I found that this week’s text, “The Shrouded Woman” by María Luisa Bombal was a very spiritual, and intimately written novel. The chapters felt very personal, as if these are journal entries that she may be writing as a dead woman. It is significant that her family and past loves come to see her body. I think that it is natural for humans to wonder who will miss them when they are dead and who will be there for them. This makes for the grasping concept of this novel: to have the point of view of a person who is dead gives an otherwise impossible insight into life after death. Ana’s reflection on her memories show how we view life and death and mortality. When she is gone, she feels the need to look back at her life and revisit her memories of her first love which left such an impression on her. It is beautiful, yet sad that she now “understands that within her the love that she thought was dead had slept hidden” (pg.176). She then asks herself whether people must “die in order to know certain things” (pg.176). While pondering this, she feels regret at trying to stop “a flood of memories” whenever they came or avoiding “certain strains of music” or “fear[ing[ the first breath of some over-warm Spring” (pg.176). There is something that is so beautiful and so tragic about this question. I think that people hold back on acting on many things in life, and sometimes those are things that they could have just gone for and attempted to gain.
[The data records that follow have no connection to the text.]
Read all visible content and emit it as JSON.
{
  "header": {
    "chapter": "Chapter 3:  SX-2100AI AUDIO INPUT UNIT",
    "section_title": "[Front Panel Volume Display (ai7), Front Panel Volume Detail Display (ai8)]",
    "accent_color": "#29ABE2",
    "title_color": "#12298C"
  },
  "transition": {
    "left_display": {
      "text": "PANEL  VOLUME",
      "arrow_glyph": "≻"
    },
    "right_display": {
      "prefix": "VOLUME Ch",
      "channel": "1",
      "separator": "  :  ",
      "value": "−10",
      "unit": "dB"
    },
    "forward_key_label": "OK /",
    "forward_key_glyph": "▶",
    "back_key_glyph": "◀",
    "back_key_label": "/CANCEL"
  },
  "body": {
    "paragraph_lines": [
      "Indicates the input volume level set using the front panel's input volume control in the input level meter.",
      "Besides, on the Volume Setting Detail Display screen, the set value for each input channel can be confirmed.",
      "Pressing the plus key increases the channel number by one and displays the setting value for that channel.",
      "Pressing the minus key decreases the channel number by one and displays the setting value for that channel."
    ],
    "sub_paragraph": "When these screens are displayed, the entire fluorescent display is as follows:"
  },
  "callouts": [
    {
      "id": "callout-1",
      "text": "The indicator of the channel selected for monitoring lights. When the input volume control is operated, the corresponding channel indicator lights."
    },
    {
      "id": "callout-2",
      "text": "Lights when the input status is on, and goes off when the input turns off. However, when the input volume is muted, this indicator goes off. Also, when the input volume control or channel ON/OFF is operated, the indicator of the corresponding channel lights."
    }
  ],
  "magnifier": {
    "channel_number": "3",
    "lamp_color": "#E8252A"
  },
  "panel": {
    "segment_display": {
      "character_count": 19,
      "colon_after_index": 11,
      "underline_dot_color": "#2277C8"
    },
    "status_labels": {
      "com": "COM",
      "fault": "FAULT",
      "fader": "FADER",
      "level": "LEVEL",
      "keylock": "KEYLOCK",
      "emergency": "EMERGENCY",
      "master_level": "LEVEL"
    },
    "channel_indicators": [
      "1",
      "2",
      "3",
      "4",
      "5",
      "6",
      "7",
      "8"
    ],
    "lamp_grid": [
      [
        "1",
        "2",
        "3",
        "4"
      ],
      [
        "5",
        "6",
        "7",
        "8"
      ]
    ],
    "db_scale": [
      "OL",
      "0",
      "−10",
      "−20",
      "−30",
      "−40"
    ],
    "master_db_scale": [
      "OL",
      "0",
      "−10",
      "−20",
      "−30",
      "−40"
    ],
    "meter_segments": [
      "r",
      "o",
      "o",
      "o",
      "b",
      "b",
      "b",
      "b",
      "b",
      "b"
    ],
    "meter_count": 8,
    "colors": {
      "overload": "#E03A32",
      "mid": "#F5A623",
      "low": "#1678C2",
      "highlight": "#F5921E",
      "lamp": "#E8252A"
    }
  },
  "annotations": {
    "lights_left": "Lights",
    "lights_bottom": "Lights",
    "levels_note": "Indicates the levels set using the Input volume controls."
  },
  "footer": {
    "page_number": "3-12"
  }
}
Ana no longer has the power to chase what she wants and I think that this brutal realization is something that many people might have before they pass away–if they do not live life for themselves. Therefore by her watching over the love lives of all her loved ones, I feel that she is urging them to go for what makes them the happiest. This is very true to how humans think in real life. A big part of the novel is how women bend themselves to the desires of men, and believe that their whole life is defined by the success of their relationships. Ana now understands how Silvia feels trying to measure herself up against another woman. She notices that the girl is risking her own happiness for this. Comparing one’s self to others is a struggle that everybody will face at some point in life. I think that it puts it into perspective since Ana is reflecting on it from being dead.

In the way that Ana described her first love shows what a grasp it had on her. She even described that she wanted to die (pg.168).

I wonder if she, reflecting back on this, regretted saying this since here she is, non-living and without her whole life in front of her.